Uncertainty over fiscal policy, tariffs in particular, has also created “a bad setup for risk assets,” according to Garton. So, institutions are looking for risk assets outside the U.S. Plus, less foreign investment flows into U.S. assets will reduce the value of the dollar, make overseas assets more attractive and increase interest rates.  

Garton highlighted the growing disparity between cap-weighted and equal-weighted indices in the U.S. market, noting that while the largest stocks like Amazon and Meta have driven much of the market’s performance, broader measures — such as equal-weighted indices — paint a less optimistic picture. 

Byles Williams echoed this observation, pointing out that the U.S. appears far less compelling on an equal-weighted basis compared to the rest of the world, whereas cap-weighted indices still reflect the dominance of a few high-performing mega-caps.

With that as the backdrop, Byles Williams advised allocators to adopt a defensive stance in the U.S. market while deploying their risk budget overseas — particularly in private equity, cyclical sectors, industrials, and small caps.
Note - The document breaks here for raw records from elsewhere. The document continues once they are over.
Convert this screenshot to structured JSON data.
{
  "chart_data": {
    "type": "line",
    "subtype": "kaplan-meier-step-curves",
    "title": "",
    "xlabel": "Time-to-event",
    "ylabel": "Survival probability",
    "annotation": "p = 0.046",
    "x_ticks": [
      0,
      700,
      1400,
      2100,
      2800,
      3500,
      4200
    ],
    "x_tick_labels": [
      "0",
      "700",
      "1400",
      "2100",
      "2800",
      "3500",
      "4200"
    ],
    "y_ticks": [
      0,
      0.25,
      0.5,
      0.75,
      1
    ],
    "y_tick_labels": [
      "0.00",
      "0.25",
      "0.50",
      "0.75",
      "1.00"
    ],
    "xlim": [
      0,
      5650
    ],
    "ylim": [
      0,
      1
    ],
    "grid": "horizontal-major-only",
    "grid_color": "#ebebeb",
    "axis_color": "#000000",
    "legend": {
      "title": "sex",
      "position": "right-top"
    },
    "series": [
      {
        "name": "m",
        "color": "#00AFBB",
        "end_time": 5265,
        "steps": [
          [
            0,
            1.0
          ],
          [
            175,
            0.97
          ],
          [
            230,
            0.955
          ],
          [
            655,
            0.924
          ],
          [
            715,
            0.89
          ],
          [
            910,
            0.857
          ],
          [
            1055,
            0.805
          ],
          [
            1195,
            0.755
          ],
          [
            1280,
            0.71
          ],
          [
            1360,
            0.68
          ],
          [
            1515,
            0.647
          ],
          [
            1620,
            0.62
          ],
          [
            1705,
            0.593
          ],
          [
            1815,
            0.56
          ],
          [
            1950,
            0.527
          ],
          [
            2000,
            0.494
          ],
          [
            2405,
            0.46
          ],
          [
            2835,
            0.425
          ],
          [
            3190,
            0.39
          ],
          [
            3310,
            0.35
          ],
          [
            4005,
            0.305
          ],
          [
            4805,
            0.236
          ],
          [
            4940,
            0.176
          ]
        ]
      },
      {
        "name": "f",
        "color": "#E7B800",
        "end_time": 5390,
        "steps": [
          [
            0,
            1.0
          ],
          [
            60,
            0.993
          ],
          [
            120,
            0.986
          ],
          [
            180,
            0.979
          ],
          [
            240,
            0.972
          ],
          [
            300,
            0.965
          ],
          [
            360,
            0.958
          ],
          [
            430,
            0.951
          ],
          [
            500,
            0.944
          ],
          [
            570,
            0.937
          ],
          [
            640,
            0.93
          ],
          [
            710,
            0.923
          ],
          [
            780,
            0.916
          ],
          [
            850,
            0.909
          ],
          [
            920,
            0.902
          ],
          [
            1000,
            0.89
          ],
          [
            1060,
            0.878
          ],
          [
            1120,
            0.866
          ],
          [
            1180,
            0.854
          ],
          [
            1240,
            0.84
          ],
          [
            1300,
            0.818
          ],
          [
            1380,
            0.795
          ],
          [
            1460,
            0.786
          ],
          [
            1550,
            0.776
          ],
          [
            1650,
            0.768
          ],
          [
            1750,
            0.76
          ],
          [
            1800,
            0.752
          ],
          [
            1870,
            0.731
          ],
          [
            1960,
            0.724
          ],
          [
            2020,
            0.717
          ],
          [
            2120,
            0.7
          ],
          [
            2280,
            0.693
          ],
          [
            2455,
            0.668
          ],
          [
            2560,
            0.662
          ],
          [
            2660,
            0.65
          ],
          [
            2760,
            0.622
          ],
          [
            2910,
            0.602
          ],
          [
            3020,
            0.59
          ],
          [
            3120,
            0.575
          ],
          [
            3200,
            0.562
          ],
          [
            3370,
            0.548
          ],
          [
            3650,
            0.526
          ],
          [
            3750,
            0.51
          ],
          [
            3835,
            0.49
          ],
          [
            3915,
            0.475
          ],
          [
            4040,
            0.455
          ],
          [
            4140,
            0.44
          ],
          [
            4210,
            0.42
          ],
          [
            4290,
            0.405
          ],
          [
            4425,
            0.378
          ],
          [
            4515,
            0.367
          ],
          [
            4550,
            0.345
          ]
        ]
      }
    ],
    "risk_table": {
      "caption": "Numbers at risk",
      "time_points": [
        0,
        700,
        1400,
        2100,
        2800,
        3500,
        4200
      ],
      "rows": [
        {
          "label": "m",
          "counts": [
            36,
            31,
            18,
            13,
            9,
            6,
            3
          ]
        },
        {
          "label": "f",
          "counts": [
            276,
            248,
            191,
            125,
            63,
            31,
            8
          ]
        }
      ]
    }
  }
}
China and other emerging markets could present opportunities for growth and risk assets, especially if policy shifts (such as social safety nets to bolster consumption) materialize.

Garton added that “private markets still offer a ton of opportunities” as the public markets in the U.S. reprice.

Broadman, who worries “greatly about the direction and content of Trump’s misdirected international trade and investment policies and the global degradation of U.S. leadership,” added that the President’s “actions portend a secular decline in U.S. exceptionalism” that “will be extraordinarily difficult to right the ship again once it takes place.”

On the upside, the Xponance founder thinks these tax cuts and cuts to the labor market will lead to “a relief rally” where U.S. equities will outperform. “Five years from now, I think the risk premia on U.S. assets are really there,” she added.